To create the data in the graph, you will need a function that incorporates the course data into a Cypher statement and runs it:

python
Create chunk function
def create_chunk(graph, data):
    graph.query("""
        MERGE (c:Course {name: $course})
        MERGE (c)-[:HAS_MODULE]->(m:Module{name: $module})
        MERGE (m)-[:HAS_LESSON]->(l:Lesson{name: $lesson, url: $url})
        MERGE (l)-[:CONTAINS]->(p:Paragraph{id: $id, text: $text})
        WITH p
        CALL db.create.setNodeVectorProperty(p, "embedding", $embedding)
        """, 
        data
    )

The create_chunk function accepts the data dictionary created by the get_course_data function.

You should be able to identify the following parameters in the Cypher statement:

  • $course

  • $module

  • $lesson

  • $url

  • $id

  • $text

  • $embedding

Create chunk

Iterate through the chunks and execute the create_chunk function:

python
for chunk in chunks:
    data = get_course_data(embedding_provider, chunk)
    create_chunk(graph, data)
    print("Processed chunk", data['id'])

The metadata is found for each chunk and used to create a new chunk in the graph.

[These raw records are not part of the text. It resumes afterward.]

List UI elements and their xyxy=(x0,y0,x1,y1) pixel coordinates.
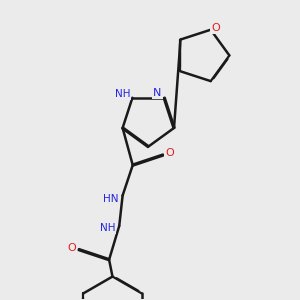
Text: NH: NH xyxy=(100,223,115,232)
Text: O: O xyxy=(68,243,76,253)
Text: HN: HN xyxy=(103,194,118,204)
Text: N: N xyxy=(153,88,162,98)
Text: O: O xyxy=(166,148,174,158)
Text: NH: NH xyxy=(115,89,130,99)
Text: O: O xyxy=(212,23,220,33)
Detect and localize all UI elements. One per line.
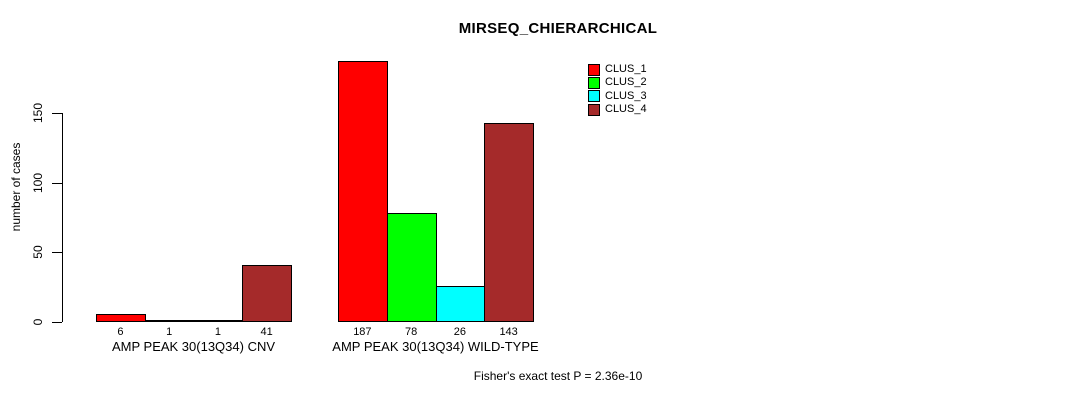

Click to view the complete code
import os
from dotenv import load_dotenv
load_dotenv()

from langchain_neo4j import Neo4jGraph
from langchain_openai import OpenAIEmbeddings
from langchain_community.document_loaders import DirectoryLoader, TextLoader
from langchain.text_splitter import CharacterTextSplitter

COURSES_PATH = "1-knowledge-graphs-vectors/data/asciidoc"

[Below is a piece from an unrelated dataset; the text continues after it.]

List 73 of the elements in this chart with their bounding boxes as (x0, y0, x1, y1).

loader = DirectoryLoader(COURSES_PATH, glob="**/lesson.adoc", loader_cls=TextLoader)
docs = loader.load()

text_splitter = CharacterTextSplitter(
    separator="\n\n",
    chunk_size=1500,
    chunk_overlap=200,
    add_start_index=True
)

chunks = text_splitter.split_documents(docs)

embedding_provider = OpenAIEmbeddings(
    openai_api_key=os.getenv('OPENAI_API_KEY'),
    model="text-embedding-ada-002"
    )

def get_course_data(embedding_provider, chunk):
    filename = chunk.metadata["source"]
    path = filename.split(os.path.sep)

    data = {}
    data['course'] = path[-6]
    data['module'] = path[-4]
    data['lesson'] = path[-2]
    data['url'] = f"https://graphacademy.neo4j.com/courses/{data['course']}/{data['module']}/{data['lesson']}"
    data['id'] = f"{filename}.{chunk.metadata["start_index"]}"
    data['text'] = chunk.page_content
    data['embedding'] = embedding_provider.embed_query(chunk.page_content)
    return data

graph = Neo4jGraph(
    url=os.getenv('NEO4J_URI'),
    username=os.getenv('NEO4J_USERNAME'),
    password=os.getenv('NEO4J_PASSWORD')
)

def create_chunk(graph, data):
    graph.query("""
        MERGE (c:Course {name: $course})
        MERGE (c)-[:HAS_MODULE]->(m:Module{name: $module})
        MERGE (m)-[:HAS_LESSON]->(l:Lesson{name: $lesson, url: $url})
        MERGE (l)-[:CONTAINS]->(p:Paragraph{id: $id, text: $text})
        WITH p
        CALL db.create.setNodeVectorProperty(p, "embedding", $embedding)
        """, 
        data
    )

for chunk in chunks:
    data = get_course_data(embedding_provider, chunk)
    create_chunk(graph, data)
    print("Processed chunk", data['id'])

Run the code to create the graph.

The program will take a minute or two to complete as it creates the embeddings for each paragraph.

Explore the graph

View the graph by running the following Cypher:

cypher
MATCH (c:Course)-[:HAS_MODULE]->(m:Module)-[:HAS_LESSON]->(l:Lesson)-[:CONTAINS]->(p:Paragraph)
RETURN *
Result from the Cypher

Create vector index

You will need to create a vector index to query the paragraph embeddings.

cypher
Create Vector Index
CREATE VECTOR INDEX paragraphs IF NOT EXISTS
FOR (p:Paragraph)
ON p.embedding
OPTIONS {indexConfig: {
 `vector.dimensions`: 1536,
 `vector.similarity_function`: 'cosine'
}}

Query the vector index

You can use the vector index and the graph to find a lesson to help with specific questions:

cypher
Find a lesson
WITH genai.vector.encode(
    "How does RAG help ground an LLM?",
    "OpenAI",
    { token: "sk-..." }) AS userEmbedding
CALL db.index.vector.queryNodes('paragraphs', 6, userEmbedding)
YIELD node, score
MATCH (l:Lesson)-[:CONTAINS]->(node)
RETURN l.name, l.url, score

Summary

You created a graph of the course content using the Neo4j and LangChain.